The concept of facial recognition became a buzzword when Apple introduced its Face ID unlock feature in 2017. This fascinating implementation of image analysis has it’s applications ranging from marketing to security. On top of that, the industry once valued at $4 billion in 2017 is now expected to grow to $7.7 billion by 2022. So how does this piece of engineering work and is it reliable?
So how are these recognition systems built? Well object detection is primarily based on computer vision and image processing techniques. The primary objective of any face detection algo is to state if there is a face present in the picture. Face detection uses methods feature based, appearance based, knowledge based and template matching. Furthermore, appearance-based method uses eigenface based, distribution based, neural networks and much more complicated algorithms to process the image. The feature based method detects faces by trying to map out our structural facial features and has a success rate of 94%.
Now that similar technologies are being implemented by law enforcement and for personal safety, there have been quite some privacy concerns. As similar technologies keep getting popular, your facial signature might end up someplace else without your knowledge.
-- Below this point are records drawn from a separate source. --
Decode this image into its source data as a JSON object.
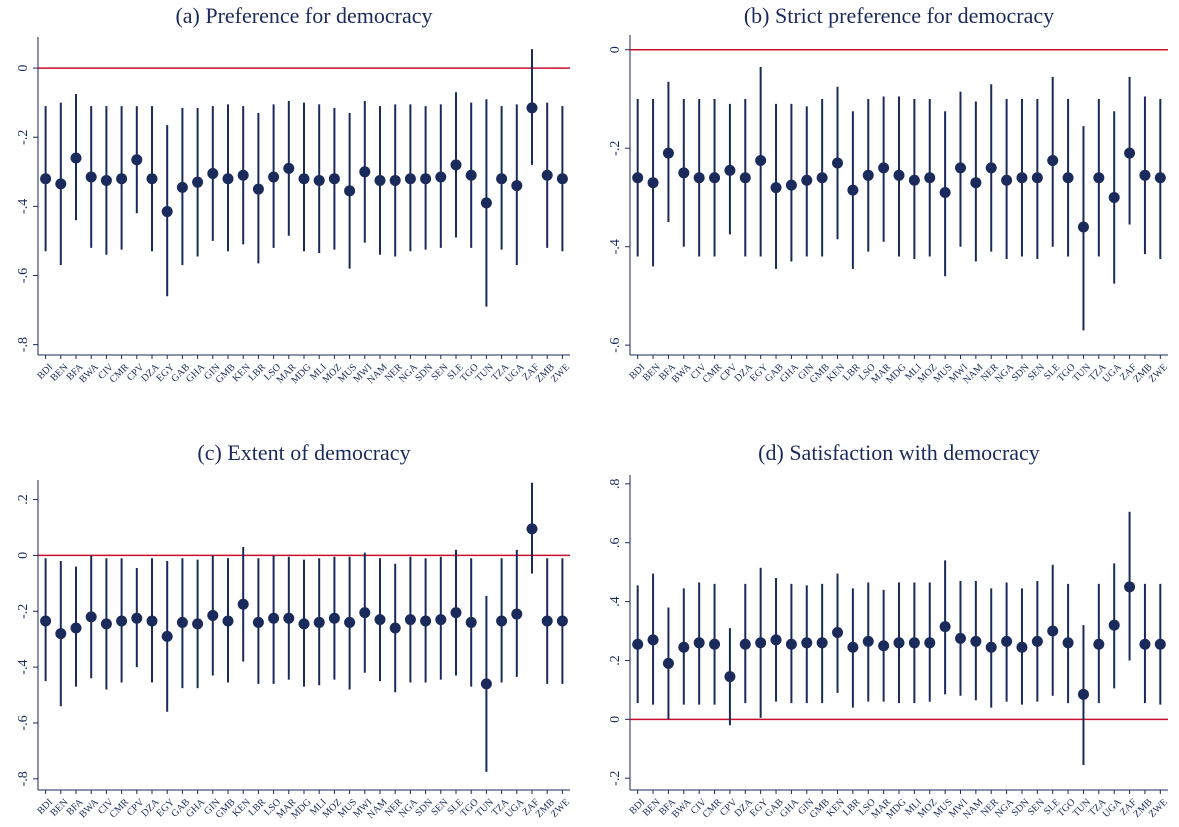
{
  "chart_data": [
    {
      "type": "errorbar",
      "title": "(a) Preference for democracy",
      "categories": [
        "BDI",
        "BEN",
        "BFA",
        "BWA",
        "CIV",
        "CMR",
        "CPV",
        "DZA",
        "EGY",
        "GAB",
        "GHA",
        "GIN",
        "GMB",
        "KEN",
        "LBR",
        "LSO",
        "MAR",
        "MDG",
        "MLI",
        "MOZ",
        "MUS",
        "MWI",
        "NAM",
        "NER",
        "NGA",
        "SDN",
        "SEN",
        "SLE",
        "TGO",
        "TUN",
        "TZA",
        "UGA",
        "ZAF",
        "ZMB",
        "ZWE"
      ],
      "values": [
        -0.32,
        -0.335,
        -0.26,
        -0.315,
        -0.325,
        -0.32,
        -0.265,
        -0.32,
        -0.415,
        -0.345,
        -0.33,
        -0.305,
        -0.32,
        -0.31,
        -0.35,
        -0.315,
        -0.29,
        -0.32,
        -0.325,
        -0.32,
        -0.355,
        -0.3,
        -0.325,
        -0.325,
        -0.32,
        -0.32,
        -0.315,
        -0.28,
        -0.31,
        -0.39,
        -0.32,
        -0.34,
        -0.115,
        -0.31,
        -0.32
      ],
      "ci_low": [
        -0.53,
        -0.57,
        -0.44,
        -0.52,
        -0.54,
        -0.525,
        -0.42,
        -0.53,
        -0.66,
        -0.57,
        -0.545,
        -0.5,
        -0.53,
        -0.51,
        -0.565,
        -0.52,
        -0.485,
        -0.53,
        -0.535,
        -0.525,
        -0.58,
        -0.505,
        -0.54,
        -0.545,
        -0.53,
        -0.525,
        -0.52,
        -0.49,
        -0.52,
        -0.69,
        -0.525,
        -0.57,
        -0.28,
        -0.52,
        -0.53
      ],
      "ci_high": [
        -0.11,
        -0.1,
        -0.075,
        -0.11,
        -0.11,
        -0.11,
        -0.11,
        -0.11,
        -0.165,
        -0.115,
        -0.115,
        -0.11,
        -0.105,
        -0.11,
        -0.13,
        -0.105,
        -0.095,
        -0.1,
        -0.105,
        -0.115,
        -0.13,
        -0.095,
        -0.11,
        -0.105,
        -0.105,
        -0.11,
        -0.105,
        -0.07,
        -0.1,
        -0.09,
        -0.11,
        -0.105,
        0.055,
        -0.1,
        -0.11
      ],
      "ylim": [
        -0.83,
        0.09
      ],
      "yticks": [
        {
          "value": -0.8,
          "label": "-.8"
        },
        {
          "value": -0.6,
          "label": "-.6"
        },
        {
          "value": -0.4,
          "label": "-.4"
        },
        {
          "value": -0.2,
          "label": "-.2"
        },
        0
      ],
      "ref_line": 0,
      "ref_color": "#c8102e",
      "color": "#1a2a5a"
    },
    {
      "type": "errorbar",
      "title": "(b) Strict preference for democracy",
      "categories": [
        "BDI",
        "BEN",
        "BFA",
        "BWA",
        "CIV",
        "CMR",
        "CPV",
        "DZA",
        "EGY",
        "GAB",
        "GHA",
        "GIN",
        "GMB",
        "KEN",
        "LBR",
        "LSO",
        "MAR",
        "MDG",
        "MLI",
        "MOZ",
        "MUS",
        "MWI",
        "NAM",
        "NER",
        "NGA",
        "SDN",
        "SEN",
        "SLE",
        "TGO",
        "TUN",
        "TZA",
        "UGA",
        "ZAF",
        "ZMB",
        "ZWE"
      ],
      "values": [
        -0.26,
        -0.27,
        -0.21,
        -0.25,
        -0.26,
        -0.26,
        -0.245,
        -0.26,
        -0.225,
        -0.28,
        -0.275,
        -0.265,
        -0.26,
        -0.23,
        -0.285,
        -0.255,
        -0.24,
        -0.255,
        -0.265,
        -0.26,
        -0.29,
        -0.24,
        -0.27,
        -0.24,
        -0.265,
        -0.26,
        -0.26,
        -0.225,
        -0.26,
        -0.36,
        -0.26,
        -0.3,
        -0.21,
        -0.255,
        -0.26
      ],
      "ci_low": [
        -0.42,
        -0.44,
        -0.35,
        -0.4,
        -0.42,
        -0.42,
        -0.375,
        -0.42,
        -0.42,
        -0.445,
        -0.43,
        -0.42,
        -0.42,
        -0.385,
        -0.445,
        -0.41,
        -0.39,
        -0.42,
        -0.425,
        -0.42,
        -0.46,
        -0.4,
        -0.43,
        -0.41,
        -0.425,
        -0.42,
        -0.425,
        -0.4,
        -0.42,
        -0.57,
        -0.42,
        -0.475,
        -0.355,
        -0.415,
        -0.425
      ],
      "ci_high": [
        -0.1,
        -0.1,
        -0.065,
        -0.1,
        -0.1,
        -0.1,
        -0.11,
        -0.1,
        -0.035,
        -0.11,
        -0.11,
        -0.115,
        -0.1,
        -0.075,
        -0.125,
        -0.1,
        -0.095,
        -0.095,
        -0.1,
        -0.1,
        -0.125,
        -0.085,
        -0.105,
        -0.07,
        -0.1,
        -0.1,
        -0.1,
        -0.055,
        -0.1,
        -0.155,
        -0.1,
        -0.125,
        -0.055,
        -0.095,
        -0.1
      ],
      "ylim": [
        -0.62,
        0.03
      ],
      "yticks": [
        {
          "value": -0.6,
          "label": "-.6"
        },
        {
          "value": -0.4,
          "label": "-.4"
        },
        {
          "value": -0.2,
          "label": "-.2"
        },
        0
      ],
      "ref_line": 0,
      "ref_color": "#c8102e",
      "color": "#1a2a5a"
    },
    {
      "type": "errorbar",
      "title": "(c) Extent of democracy",
      "categories": [
        "BDI",
        "BEN",
        "BFA",
        "BWA",
        "CIV",
        "CMR",
        "CPV",
        "DZA",
        "EGY",
        "GAB",
        "GHA",
        "GIN",
        "GMB",
        "KEN",
        "LBR",
        "LSO",
        "MAR",
        "MDG",
        "MLI",
        "MOZ",
        "MUS",
        "MWI",
        "NAM",
        "NER",
        "NGA",
        "SDN",
        "SEN",
        "SLE",
        "TGO",
        "TUN",
        "TZA",
        "UGA",
        "ZAF",
        "ZMB",
        "ZWE"
      ],
      "values": [
        -0.235,
        -0.28,
        -0.26,
        -0.22,
        -0.245,
        -0.235,
        -0.225,
        -0.235,
        -0.29,
        -0.24,
        -0.245,
        -0.215,
        -0.235,
        -0.175,
        -0.24,
        -0.225,
        -0.225,
        -0.245,
        -0.24,
        -0.225,
        -0.24,
        -0.205,
        -0.23,
        -0.26,
        -0.23,
        -0.235,
        -0.23,
        -0.205,
        -0.24,
        -0.46,
        -0.235,
        -0.21,
        0.095,
        -0.235,
        -0.235
      ],
      "ci_low": [
        -0.45,
        -0.54,
        -0.47,
        -0.44,
        -0.48,
        -0.455,
        -0.4,
        -0.455,
        -0.56,
        -0.475,
        -0.475,
        -0.43,
        -0.455,
        -0.38,
        -0.46,
        -0.46,
        -0.445,
        -0.47,
        -0.465,
        -0.445,
        -0.48,
        -0.42,
        -0.45,
        -0.49,
        -0.455,
        -0.455,
        -0.445,
        -0.43,
        -0.47,
        -0.775,
        -0.455,
        -0.435,
        -0.065,
        -0.46,
        -0.46
      ],
      "ci_high": [
        -0.01,
        -0.02,
        -0.04,
        0,
        -0.01,
        -0.01,
        -0.045,
        -0.01,
        -0.02,
        -0.01,
        -0.015,
        0,
        -0.01,
        0.03,
        -0.01,
        0,
        -0.005,
        -0.015,
        -0.01,
        -0.005,
        -0.005,
        0.01,
        -0.01,
        -0.03,
        -0.005,
        -0.01,
        -0.005,
        0.02,
        -0.01,
        -0.145,
        -0.01,
        0.02,
        0.26,
        -0.01,
        -0.01
      ],
      "ylim": [
        -0.84,
        0.27
      ],
      "yticks": [
        {
          "value": -0.8,
          "label": "-.8"
        },
        {
          "value": -0.6,
          "label": "-.6"
        },
        {
          "value": -0.4,
          "label": "-.4"
        },
        {
          "value": -0.2,
          "label": "-.2"
        },
        0,
        {
          "value": 0.2,
          "label": ".2"
        }
      ],
      "ref_line": 0,
      "ref_color": "#c8102e",
      "color": "#1a2a5a"
    },
    {
      "type": "errorbar",
      "title": "(d) Satisfaction with democracy",
      "categories": [
        "BDI",
        "BEN",
        "BFA",
        "BWA",
        "CIV",
        "CMR",
        "CPV",
        "DZA",
        "EGY",
        "GAB",
        "GHA",
        "GIN",
        "GMB",
        "KEN",
        "LBR",
        "LSO",
        "MAR",
        "MDG",
        "MLI",
        "MOZ",
        "MUS",
        "MWI",
        "NAM",
        "NER",
        "NGA",
        "SDN",
        "SEN",
        "SLE",
        "TGO",
        "TUN",
        "TZA",
        "UGA",
        "ZAF",
        "ZMB",
        "ZWE"
      ],
      "values": [
        0.255,
        0.27,
        0.19,
        0.245,
        0.26,
        0.255,
        0.145,
        0.255,
        0.26,
        0.27,
        0.255,
        0.26,
        0.26,
        0.295,
        0.245,
        0.265,
        0.25,
        0.26,
        0.26,
        0.26,
        0.315,
        0.275,
        0.265,
        0.245,
        0.265,
        0.245,
        0.265,
        0.3,
        0.26,
        0.085,
        0.255,
        0.32,
        0.45,
        0.255,
        0.255
      ],
      "ci_low": [
        0.055,
        0.05,
        0,
        0.05,
        0.05,
        0.05,
        -0.02,
        0.055,
        0.005,
        0.06,
        0.055,
        0.055,
        0.055,
        0.09,
        0.04,
        0.06,
        0.06,
        0.055,
        0.055,
        0.06,
        0.085,
        0.08,
        0.065,
        0.04,
        0.06,
        0.05,
        0.06,
        0.08,
        0.055,
        -0.155,
        0.055,
        0.105,
        0.2,
        0.055,
        0.05
      ],
      "ci_high": [
        0.455,
        0.495,
        0.38,
        0.445,
        0.465,
        0.46,
        0.31,
        0.46,
        0.515,
        0.48,
        0.46,
        0.455,
        0.46,
        0.495,
        0.445,
        0.465,
        0.44,
        0.465,
        0.465,
        0.465,
        0.54,
        0.47,
        0.47,
        0.445,
        0.465,
        0.445,
        0.47,
        0.525,
        0.46,
        0.32,
        0.46,
        0.53,
        0.705,
        0.46,
        0.46
      ],
      "ylim": [
        -0.24,
        0.83
      ],
      "yticks": [
        {
          "value": -0.2,
          "label": "-.2"
        },
        0,
        {
          "value": 0.2,
          "label": ".2"
        },
        {
          "value": 0.4,
          "label": ".4"
        },
        {
          "value": 0.6,
          "label": ".6"
        },
        {
          "value": 0.8,
          "label": ".8"
        }
      ],
      "ref_line": 0,
      "ref_color": "#c8102e",
      "color": "#1a2a5a"
    }
  ]
}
Since these systems aren’t a hundred percent accurate, there might be cases of mistaken identity since law enforcement is also using the technology. Similar questions continue to prevail as recognition systems keep improving.
So far, facial recognition systems have been the most promising implementations of computer vision and image processing. This new technology has only been in use for a few years and yet it has been able to take over the market like a wildfire. Our dependence on ML keeps growing daily and the pandemic added to it. As these algorithms get more accurate, the future of recognition systems looks bright.